A todo vapor
Folha de São Paulo
Siga o Tribuna Online no Google
O laboratório do Exército já produziu 2,2 milhões de comprimidos de cloroquina para uso no tratamento de coronavírus no Brasil e vai aumentar a fabricação para 1 milhão por semana. Cada pílula custa R$ 0,20.
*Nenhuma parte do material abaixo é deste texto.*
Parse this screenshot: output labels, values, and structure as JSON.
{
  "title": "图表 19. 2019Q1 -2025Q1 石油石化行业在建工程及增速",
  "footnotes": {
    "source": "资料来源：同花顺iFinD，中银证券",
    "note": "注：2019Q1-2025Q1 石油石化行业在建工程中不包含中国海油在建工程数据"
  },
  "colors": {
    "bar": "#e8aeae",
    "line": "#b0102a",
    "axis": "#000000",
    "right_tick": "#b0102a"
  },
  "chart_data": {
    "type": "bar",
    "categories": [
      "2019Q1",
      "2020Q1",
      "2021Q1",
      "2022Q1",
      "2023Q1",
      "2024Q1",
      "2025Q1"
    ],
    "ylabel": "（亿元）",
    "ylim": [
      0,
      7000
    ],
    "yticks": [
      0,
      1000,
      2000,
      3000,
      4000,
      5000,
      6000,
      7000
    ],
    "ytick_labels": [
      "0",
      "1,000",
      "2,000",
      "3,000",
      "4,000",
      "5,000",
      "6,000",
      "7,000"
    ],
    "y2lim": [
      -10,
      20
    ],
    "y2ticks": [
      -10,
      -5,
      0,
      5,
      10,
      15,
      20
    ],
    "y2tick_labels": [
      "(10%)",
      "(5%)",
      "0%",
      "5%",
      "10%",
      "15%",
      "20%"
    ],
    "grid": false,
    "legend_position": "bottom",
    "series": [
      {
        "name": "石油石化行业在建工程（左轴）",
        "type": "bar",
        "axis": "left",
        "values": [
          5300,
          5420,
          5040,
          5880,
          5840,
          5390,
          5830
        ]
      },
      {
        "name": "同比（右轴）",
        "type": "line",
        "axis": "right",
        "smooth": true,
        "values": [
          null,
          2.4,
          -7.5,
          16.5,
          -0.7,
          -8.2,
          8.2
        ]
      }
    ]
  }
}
A produção foi uma determinação do presidente Jair Bolsonaro, defensor da droga. Em entrevista ontem, a equipe técnica do Ministério da Saúde voltou a dizer que não há nenhum estudo científico que comprove o funcionamento do remédio para casos da Covid-19.
Para quem
A destinação dos comprimidos caberá ao Ministério da Defesa, afirmou a assessoria da pasta. Até agora, o Ministério da Saúde liberou cloroquina para uso em casos graves e internados, quando o médico julgar necessário.
Nada certo
A equipe técnica do ministro Luiz Henrique Mandetta apresentou uma cartilha com análise de 33 teses sobre o remédio e concluiu que até o momento nenhuma é válida do ponto de vista científico.
Médico
Presidente do ICMBio (Instituto Chico Mendes de Conservação da Biodiversidade), o coronel Homero Cerqueira afirmou que está tomando hidroxicloroquina para se tratar do coronavírus. Nas redes sociais, ele publicou mensagem em que diz que está se recuperando “graças ao nosso presidente da República que indicou o hidroxocloroquina [sic]”.
Autoria
Após a publicação do Painel, Cerqueira apagou a mensagem original e escreveu uma nova: “volto a trabalhar graças ao remédio do Bolsonaro” .
Sozinhos
Os ministros Sergio Moro (Justiça) e Damares Alves (Direitos Humanos) foram pegos de surpresa quando viram que fariam sozinhos a entrevista diária das 17h no Palácio do Planalto sobre coronavírus. Mandetta, general Braga Netto (Casa Civil) e o AGU, André Luiz Mendonça, estavam na programação enviada no começo da tarde.
Lenha
A entrevista tinha potencial para aumentar as polêmicas entre o Presidente e o ministro da Saúde. No sábado, o AGU criticou medidas de isolamento e ameaçou entrar na Justiça pela flexibilização. Mandetta, no domingo, criticou no Fantástico a dubiedade do governo sobre quarentena.
Fala muito
O STF decidiu que cabe aos governadores as medidas de restrições dos estados.
É pau
Paulo Guedes tem feito a leitura, nos bastidores, de que o impasse em torno do auxílio a estados e municípios é resultado da guerra política entre Jair Bolsonaro, de um lado, e João Doria (PSDB-SP) e Wilson Witzel (PSC-RJ) do outro. Rodrigo Maia (DEM-RJ) age pelos governadores e também com interesses eleitorais.
É pedra
O principal argumento da Economia é o de que não se pode garantir a arrecadação porque não se sabe exatamente o tamanho do buraco. A depender da guerra política, ele pode ser enorme. Governadores podem conceder descontos de impostos com a garantia de que nada perderão.
A conta
Mas tem outro ponto. Enquanto Bolsonaro advoga pelo fim do isolamento, os governadores esticam o prazo das medidas de restrição. Para o Presidente e seus auxiliares, como Guedes, os governadores devem pagar o preço de sua decisão e não repassar a fatura ao governo federal.
Captei...
Marcos Pontes, ministro da Ciência e Tecnologia, deixou claro que estava prestando contas ao vereador Carlos Bolsonaro ao publicar mensagem nas redes sociais para dizer que havia apagado os vídeos sobre a ferramenta desenvolvida por empresas de telefonia que permite monitorar deslocamentos humanos via sinais de celular.
...vossa mensagem
Ao fim da mensagem que revela o pedido do Presidente por mais cautela, Pontes marcou o perfil de Carlos, que tem atacado o governador de São Paulo, João Doria (PSDB), por projeto similar. “Por que não rastrear os telefones dos presídios de SP (...) ao invés de fazer isso com a população do Brasil?”, escreveu Carlos na sexta-feira.
Defesa
Outro alvo de Carlos no fim de semana, o governador Hélder Barbalho (MDB-PA) rebateu os ataques. “Só tenho um adversário, o coronavírus, não tenho tempo a perder com fake news”.
Tiroteio
“A hora é de mais trabalho e menos entrevista, pois enquanto o médico dá entrevista, o paciente morre sem respirador.” De Arthur Lira, deputado federal e líder do PP na Câmara, em crítica à entrevista do ministro Luiz Mandetta (Saúde) ao Fantástico.